Viol d'Oumaima: le bilan des arrestations porté à trois
Trois individus arrêtés pour des soupçons quant à leur implication dans le viol d'Oumaima. Pour l'heure, la police remonte les faits à 2018 et non à décembre 2019 comme le veut le récit de la victime et de son entourage.
Les enquêtes et investigations menées par le service préfectoral de la police judiciaire de Casablanca, en coordination avec les éléments de la brigade de la police judiciaire du district Moulay Rachid de la même ville, ont permis d’arrêter deux individus âgés de 23 et 24 ans pour implication présumée dans une affaire de viol sur mineur, indique la DGSN dans un communiqué publié par la MAP.

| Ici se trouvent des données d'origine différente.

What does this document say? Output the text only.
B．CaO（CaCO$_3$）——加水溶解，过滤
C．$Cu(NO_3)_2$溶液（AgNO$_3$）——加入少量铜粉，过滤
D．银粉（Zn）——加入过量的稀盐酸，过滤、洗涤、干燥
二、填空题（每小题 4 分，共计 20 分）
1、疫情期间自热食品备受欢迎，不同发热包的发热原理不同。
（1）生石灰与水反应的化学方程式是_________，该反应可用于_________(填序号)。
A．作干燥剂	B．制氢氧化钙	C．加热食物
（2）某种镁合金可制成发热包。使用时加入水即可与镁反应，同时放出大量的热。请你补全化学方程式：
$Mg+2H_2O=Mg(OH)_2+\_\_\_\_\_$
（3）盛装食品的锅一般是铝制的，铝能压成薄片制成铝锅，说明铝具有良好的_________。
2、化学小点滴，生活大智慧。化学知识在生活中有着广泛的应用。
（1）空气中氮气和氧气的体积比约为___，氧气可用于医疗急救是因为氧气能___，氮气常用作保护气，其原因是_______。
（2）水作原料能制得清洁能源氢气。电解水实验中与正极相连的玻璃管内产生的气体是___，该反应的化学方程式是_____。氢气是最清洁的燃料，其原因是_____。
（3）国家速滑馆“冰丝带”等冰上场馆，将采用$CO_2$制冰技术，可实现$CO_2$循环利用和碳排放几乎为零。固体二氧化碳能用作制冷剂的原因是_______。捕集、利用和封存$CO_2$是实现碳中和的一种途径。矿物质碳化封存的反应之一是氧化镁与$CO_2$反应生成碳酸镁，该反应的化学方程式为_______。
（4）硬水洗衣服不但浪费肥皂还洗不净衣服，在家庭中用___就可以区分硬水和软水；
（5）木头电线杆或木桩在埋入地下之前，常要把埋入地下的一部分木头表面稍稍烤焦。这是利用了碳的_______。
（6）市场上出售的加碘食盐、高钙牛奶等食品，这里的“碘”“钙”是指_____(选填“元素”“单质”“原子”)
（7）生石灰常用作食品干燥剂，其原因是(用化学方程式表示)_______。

Sans le citer, le communiqué fait référence à "l’affaire Oumaima", mineure de 17 ans qui a affirmé dans les médias avoir été séquestrée pendant 20 jours et violée par 20 individus dans le quartier Lahraouyine. Mais si l’adolescente et son entourage font remonter les faits à fin 2019, la police n’adopte pas la même chronologie et se garde, pour l’instant, d’évoquer le viol supposé par une vingtaine de personnes, indiquant que les vérifications sont en cours pour éclaircir ce volet.
Selon les informations préliminaires de l’enquête, l'un des prévenus est soupçonné d'être le principal accusé dans l'affaire de viol enregistrée en août 2018, indique la DGSN. Il s'est avéré que celui-ci, qui était en état de fuite jusqu'à son arrestation, fait également l'objet de cinq avis de recherche par les brigades de la polices judiciaire de Casablanca pour trafic de drogues et de psychotropes.
Le deuxième prévenu est soupçonné, quant à lui, de participation et de complicité dans ces actes criminels, ajoute la même source. Les enquêtes et investigations ont révélé qu'il était le propriétaire du taudis dans lequel les actes criminels ont été commis, avant de le céder à de nouveaux propriétaires il y a près de six mois.
Les mis en cause ont été placés en garde à vue à la disposition de l’enquête préliminaire menée sous la supervision du parquet compétent afin d'élucider les tenants et aboutissants de cette affaire, et de déterminer le niveau d'implication de chacun dans les actes criminels commis, précise la DGSN. Elle procédera également à la vérification de toutes les déclarations faites par la victime et sa famille à la presse, et qui sont prises au sérieux par les éléments de la sûreté nationale conformément à la loi.
Les éléments de la sûreté nationale de Casablanca avaient arrêté, en juin 2019, un troisième individu dans le cadre de cette affaire, et l'avaient présenté aux autorités judiciaires compétentes à l'issue des procédures de l'enquête menée avec lui sur les actes qui lui ont été reprochés, conclut le communiqué.